For more information on Jen's Mental Hygiene Toolkit, visit mentalhygiene.co.uk or follow her on Instagram @mentalhygiene.jen
Maintaining Mental Hygiene
Since the turn of the 20th century, we have known about the importance of physical hygiene; if we practice being physically hygienic it will keep us healthy, happy and increase our longevity amongst other things, but we have never explicitly been taught how to keep ourselves mentally hygienic. That's where I come in: my aim is to teach people the tools so they can maintain their Mental Hygiene on their own.
Who actually enjoys brushing their teeth? Are you someone who rushes through it? Or someone who uses an electric brush to bring some excitement to the task? Despite the monotony of teeth brushing, we still devote at least four minutes every day because we know the benefit to our physical health.
So how many minutes a day do you devote to your mental health? I mean actively devote to the maintenance of your mental health? For most people this can be a big fat zero! So, let’s change that today, for the longevity of our Mental Hygiene and in turn, those around us.
Here are three simple techniques to add to your toolbox to help prevent yourself from losing your head anytime soon:
1. There is no right or wrong way to feel.
Give yourself a break! The way you are feeling is the way you are feeling; frustrated, bored, fatigued, high, low, numb, angry, worried... the list goes on. Remember you are only human, and it is natural to feel emotion, whether pleasant, unpleasant or neutral. Once you have acknowledged the way you actually feel remember this is only temporary, ride it out.
2. Do something radical that snaps you out of your funk.
You know you best, so what gets you stoked? If there is no surf, try an ice-cold shower or dip in the ocean. What music makes you want to move? Do you love a super-hot bath?
Do something to bring you out of your thinking mind and into your feeling body.

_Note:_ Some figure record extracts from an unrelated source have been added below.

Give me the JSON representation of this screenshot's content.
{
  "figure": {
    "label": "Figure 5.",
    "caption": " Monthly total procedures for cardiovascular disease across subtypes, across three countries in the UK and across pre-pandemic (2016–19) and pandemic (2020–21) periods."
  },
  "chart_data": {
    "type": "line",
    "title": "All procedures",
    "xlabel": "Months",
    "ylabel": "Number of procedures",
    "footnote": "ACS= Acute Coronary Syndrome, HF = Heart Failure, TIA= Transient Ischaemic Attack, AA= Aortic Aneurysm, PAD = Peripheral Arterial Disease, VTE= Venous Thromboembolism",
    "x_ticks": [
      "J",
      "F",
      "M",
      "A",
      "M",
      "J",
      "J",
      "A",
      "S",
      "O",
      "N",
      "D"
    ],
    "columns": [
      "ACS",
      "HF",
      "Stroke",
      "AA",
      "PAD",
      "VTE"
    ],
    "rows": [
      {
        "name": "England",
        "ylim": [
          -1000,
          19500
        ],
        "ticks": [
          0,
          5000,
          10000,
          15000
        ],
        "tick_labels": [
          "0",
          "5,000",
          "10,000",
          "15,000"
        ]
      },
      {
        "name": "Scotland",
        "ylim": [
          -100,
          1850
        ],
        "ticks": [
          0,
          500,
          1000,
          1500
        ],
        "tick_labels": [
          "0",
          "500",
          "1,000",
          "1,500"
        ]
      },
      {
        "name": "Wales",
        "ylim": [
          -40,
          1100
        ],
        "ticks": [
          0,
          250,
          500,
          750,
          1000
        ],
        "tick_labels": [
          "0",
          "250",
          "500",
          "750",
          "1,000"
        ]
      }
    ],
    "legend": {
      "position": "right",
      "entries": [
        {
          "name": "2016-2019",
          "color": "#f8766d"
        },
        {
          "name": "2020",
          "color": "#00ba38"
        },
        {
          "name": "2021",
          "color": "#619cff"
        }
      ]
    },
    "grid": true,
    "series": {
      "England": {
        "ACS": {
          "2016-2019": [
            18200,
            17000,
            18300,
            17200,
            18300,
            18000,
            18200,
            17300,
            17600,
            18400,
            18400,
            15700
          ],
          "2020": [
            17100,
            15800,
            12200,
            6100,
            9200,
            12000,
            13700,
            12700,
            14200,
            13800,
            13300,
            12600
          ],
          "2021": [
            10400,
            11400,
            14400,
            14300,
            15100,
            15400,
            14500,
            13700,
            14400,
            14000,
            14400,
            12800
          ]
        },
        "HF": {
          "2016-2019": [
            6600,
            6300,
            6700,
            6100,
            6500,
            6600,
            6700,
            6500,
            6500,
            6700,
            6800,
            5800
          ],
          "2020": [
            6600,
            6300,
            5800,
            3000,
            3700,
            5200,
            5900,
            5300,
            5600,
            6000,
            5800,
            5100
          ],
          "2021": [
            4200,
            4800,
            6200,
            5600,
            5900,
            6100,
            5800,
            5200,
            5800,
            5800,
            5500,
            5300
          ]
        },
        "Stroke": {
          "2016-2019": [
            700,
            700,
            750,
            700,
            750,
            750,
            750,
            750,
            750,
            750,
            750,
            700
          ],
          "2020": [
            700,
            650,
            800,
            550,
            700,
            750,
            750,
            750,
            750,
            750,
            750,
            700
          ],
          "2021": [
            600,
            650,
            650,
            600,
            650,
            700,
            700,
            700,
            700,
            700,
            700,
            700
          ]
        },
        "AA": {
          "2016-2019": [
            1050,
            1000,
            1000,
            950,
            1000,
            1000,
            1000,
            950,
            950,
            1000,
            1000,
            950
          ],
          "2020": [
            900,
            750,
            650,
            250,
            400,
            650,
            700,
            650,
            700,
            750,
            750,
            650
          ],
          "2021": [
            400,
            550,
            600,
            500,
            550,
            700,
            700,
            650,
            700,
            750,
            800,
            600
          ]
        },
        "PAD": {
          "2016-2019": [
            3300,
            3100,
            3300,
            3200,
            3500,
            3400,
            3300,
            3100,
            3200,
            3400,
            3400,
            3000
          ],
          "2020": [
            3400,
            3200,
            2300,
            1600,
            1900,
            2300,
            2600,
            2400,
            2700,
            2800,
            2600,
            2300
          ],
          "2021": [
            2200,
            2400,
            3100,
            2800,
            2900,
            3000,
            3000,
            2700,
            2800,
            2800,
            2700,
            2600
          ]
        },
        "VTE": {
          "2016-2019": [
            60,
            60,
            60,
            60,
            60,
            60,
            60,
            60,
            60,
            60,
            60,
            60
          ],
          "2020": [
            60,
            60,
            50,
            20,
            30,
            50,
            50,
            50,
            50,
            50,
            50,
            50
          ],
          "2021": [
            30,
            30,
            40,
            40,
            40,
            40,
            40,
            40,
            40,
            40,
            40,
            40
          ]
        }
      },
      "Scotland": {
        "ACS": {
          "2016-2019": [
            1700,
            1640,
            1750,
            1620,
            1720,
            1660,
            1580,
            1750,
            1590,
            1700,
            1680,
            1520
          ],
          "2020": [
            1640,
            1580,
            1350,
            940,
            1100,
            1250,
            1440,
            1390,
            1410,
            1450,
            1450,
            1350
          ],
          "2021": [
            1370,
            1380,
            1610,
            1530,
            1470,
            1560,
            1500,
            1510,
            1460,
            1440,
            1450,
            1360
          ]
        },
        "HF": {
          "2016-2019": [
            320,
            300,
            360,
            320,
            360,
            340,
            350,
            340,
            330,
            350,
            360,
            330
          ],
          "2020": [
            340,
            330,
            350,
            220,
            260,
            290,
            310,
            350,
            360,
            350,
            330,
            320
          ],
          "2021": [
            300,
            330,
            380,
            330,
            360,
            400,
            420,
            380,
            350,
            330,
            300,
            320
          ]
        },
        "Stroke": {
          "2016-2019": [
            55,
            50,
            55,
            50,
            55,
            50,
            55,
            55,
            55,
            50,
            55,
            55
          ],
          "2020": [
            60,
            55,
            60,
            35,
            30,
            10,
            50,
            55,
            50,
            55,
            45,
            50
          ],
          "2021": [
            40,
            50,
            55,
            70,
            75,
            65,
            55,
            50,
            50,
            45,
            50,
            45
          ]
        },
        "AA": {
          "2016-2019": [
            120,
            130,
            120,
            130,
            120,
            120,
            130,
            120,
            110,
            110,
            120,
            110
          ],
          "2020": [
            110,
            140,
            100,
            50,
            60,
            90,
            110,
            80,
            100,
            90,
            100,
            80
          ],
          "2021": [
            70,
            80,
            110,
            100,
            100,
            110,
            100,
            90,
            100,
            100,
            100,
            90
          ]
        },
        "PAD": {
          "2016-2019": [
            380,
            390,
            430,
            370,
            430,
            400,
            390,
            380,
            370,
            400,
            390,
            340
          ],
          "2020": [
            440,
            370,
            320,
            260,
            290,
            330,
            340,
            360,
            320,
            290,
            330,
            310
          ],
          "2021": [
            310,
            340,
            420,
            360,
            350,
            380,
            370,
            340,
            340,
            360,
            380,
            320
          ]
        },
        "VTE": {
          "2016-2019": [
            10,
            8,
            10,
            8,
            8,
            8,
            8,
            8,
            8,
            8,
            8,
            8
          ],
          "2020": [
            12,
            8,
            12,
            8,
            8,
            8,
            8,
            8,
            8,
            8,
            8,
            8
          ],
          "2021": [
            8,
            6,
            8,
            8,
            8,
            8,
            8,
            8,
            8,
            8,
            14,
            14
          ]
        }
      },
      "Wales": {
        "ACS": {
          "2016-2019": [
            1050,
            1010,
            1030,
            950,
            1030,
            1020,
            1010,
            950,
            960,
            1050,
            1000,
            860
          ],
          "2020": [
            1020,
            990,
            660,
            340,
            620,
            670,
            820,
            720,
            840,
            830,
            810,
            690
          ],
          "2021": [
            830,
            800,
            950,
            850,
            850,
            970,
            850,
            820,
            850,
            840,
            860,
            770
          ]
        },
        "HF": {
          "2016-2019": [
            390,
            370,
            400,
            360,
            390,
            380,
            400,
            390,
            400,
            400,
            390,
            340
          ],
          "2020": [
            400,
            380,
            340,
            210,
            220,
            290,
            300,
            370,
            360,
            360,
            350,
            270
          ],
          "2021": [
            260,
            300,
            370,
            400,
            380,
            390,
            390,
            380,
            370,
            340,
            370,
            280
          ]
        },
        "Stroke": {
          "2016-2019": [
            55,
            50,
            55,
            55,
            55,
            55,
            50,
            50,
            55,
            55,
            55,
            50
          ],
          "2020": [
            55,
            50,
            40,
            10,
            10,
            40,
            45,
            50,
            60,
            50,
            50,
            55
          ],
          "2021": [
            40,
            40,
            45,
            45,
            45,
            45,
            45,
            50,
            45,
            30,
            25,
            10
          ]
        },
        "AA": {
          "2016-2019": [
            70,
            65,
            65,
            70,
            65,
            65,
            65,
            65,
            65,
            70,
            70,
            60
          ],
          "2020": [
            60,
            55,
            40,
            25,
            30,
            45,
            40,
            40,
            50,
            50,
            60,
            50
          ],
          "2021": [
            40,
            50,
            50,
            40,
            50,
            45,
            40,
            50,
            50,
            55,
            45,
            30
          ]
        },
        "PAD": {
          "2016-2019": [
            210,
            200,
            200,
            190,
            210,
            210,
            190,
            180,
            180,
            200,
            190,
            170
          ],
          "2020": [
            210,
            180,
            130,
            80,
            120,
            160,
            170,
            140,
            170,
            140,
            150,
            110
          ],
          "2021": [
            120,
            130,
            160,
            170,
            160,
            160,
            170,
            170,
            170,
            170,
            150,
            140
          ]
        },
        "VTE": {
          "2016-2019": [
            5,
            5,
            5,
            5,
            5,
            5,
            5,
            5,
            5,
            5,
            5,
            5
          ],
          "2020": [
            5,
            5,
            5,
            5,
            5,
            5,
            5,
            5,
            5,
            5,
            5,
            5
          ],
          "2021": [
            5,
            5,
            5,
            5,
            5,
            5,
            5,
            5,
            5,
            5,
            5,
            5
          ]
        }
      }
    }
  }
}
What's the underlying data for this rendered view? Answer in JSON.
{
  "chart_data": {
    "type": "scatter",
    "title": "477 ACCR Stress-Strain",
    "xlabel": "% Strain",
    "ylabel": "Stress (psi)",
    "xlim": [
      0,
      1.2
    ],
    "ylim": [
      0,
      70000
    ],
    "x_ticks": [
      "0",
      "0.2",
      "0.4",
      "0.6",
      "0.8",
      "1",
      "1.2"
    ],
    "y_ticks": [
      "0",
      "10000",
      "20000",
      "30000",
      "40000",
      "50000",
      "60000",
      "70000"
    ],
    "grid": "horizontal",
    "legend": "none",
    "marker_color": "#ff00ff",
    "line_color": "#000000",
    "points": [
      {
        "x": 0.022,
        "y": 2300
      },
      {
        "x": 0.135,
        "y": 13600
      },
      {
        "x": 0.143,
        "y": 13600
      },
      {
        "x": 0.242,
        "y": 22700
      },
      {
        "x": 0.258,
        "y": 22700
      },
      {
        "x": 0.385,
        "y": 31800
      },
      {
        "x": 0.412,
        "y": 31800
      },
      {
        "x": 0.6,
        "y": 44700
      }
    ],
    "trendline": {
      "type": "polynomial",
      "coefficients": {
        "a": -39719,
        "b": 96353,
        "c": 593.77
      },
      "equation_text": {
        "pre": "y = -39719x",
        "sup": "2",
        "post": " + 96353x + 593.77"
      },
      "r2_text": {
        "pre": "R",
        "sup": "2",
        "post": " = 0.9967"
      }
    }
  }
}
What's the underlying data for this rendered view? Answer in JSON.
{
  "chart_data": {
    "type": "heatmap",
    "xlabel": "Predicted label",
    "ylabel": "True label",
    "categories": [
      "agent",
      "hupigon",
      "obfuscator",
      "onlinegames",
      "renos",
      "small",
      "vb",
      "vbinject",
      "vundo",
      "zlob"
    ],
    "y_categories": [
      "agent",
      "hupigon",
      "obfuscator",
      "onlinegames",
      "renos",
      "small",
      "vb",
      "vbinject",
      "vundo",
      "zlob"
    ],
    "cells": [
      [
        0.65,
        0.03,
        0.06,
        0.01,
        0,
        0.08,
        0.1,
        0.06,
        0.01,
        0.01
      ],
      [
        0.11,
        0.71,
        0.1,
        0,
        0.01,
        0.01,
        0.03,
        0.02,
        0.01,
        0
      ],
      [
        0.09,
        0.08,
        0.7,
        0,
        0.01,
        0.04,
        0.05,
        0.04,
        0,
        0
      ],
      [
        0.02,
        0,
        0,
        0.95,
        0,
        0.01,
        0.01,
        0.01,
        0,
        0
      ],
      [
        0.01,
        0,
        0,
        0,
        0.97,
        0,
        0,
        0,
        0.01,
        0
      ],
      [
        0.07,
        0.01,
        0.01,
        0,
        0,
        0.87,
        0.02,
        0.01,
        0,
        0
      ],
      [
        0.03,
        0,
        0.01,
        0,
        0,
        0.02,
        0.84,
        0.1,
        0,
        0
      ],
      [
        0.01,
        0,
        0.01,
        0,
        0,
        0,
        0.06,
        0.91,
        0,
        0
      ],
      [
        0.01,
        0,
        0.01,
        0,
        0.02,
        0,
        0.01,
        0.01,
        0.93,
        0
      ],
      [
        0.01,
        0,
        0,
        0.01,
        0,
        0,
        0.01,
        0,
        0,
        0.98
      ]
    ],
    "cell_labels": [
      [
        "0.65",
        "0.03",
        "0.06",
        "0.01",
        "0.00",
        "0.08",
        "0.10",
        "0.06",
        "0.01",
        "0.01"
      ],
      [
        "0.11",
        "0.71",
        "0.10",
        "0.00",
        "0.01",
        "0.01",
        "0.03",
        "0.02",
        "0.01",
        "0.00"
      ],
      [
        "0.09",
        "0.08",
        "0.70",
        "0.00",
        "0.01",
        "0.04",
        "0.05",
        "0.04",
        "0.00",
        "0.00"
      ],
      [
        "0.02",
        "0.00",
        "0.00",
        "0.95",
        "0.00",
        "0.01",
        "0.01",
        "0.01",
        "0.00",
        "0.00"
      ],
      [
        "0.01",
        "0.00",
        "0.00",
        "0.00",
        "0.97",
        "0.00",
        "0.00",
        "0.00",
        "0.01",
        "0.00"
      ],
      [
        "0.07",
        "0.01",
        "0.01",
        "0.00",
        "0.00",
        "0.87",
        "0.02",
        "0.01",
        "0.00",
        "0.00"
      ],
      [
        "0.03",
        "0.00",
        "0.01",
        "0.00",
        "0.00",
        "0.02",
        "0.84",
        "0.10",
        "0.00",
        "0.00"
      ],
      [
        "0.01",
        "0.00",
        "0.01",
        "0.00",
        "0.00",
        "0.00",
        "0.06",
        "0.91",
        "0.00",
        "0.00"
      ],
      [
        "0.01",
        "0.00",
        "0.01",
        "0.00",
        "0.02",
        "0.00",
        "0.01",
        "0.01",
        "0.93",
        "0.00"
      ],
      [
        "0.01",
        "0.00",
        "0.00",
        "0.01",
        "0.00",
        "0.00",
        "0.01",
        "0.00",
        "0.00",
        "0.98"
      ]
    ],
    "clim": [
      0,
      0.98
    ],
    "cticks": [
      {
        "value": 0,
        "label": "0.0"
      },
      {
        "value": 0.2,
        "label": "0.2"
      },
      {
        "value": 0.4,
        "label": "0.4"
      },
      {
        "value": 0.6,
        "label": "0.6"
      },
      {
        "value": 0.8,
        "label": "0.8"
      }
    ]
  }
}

The physical activity will help break any unhelpful negative loops your mind may by stuck in.
3. Pepper your day with awareness.
This sounds way more complicated than it actually is; use the S.T.O.P. acronym.
STOP - Wherever you are, perhaps on the tube, getting out of the car, wherever it doesn’t matter.
TAKE A BREATH - The breath is always in the present moment and can be used as an anchor to bring our monkey mind back from worrying about the future or dwelling in the past.
OBSERVE - Notice the physical sensations of what is happening now, e.g. your feet on the floor, the quality of the fabric against your skin, the temperature of the room, your breath movement in your body. Whatever ‘now’ feels like to you. (Linger in this step for 10-30 seconds).
PROCEED - Having snapped out of your autopilot, or simply adjusted to what is happening in the present rather than in your head, you can now choose how you would like to proceed with your day.
The Blues can often follow us around all day, from home to work and beyond. Perhaps you are working from home during the Covid-19 pandemic and finding it tricky to make clear boundaries. The S.T.O.P. technique is ideal to practice at any transition point in your day to mark a change of direction, mode of mind or role. You can also use it as an instant stress buster if you feel tension rising; it is so short and sweet that it will fit nicely in your metaphorical pocket, ready to slice through any stink that is in your wake.
Low mood can often feel sticky and hard to climb out of, developing a coping strategy when you are feeling good or balanced will make letting go easier; you can thank your future self for that now.
So begin by asking yourself this question: what ammunition does my Mental Hygiene Toolkit need?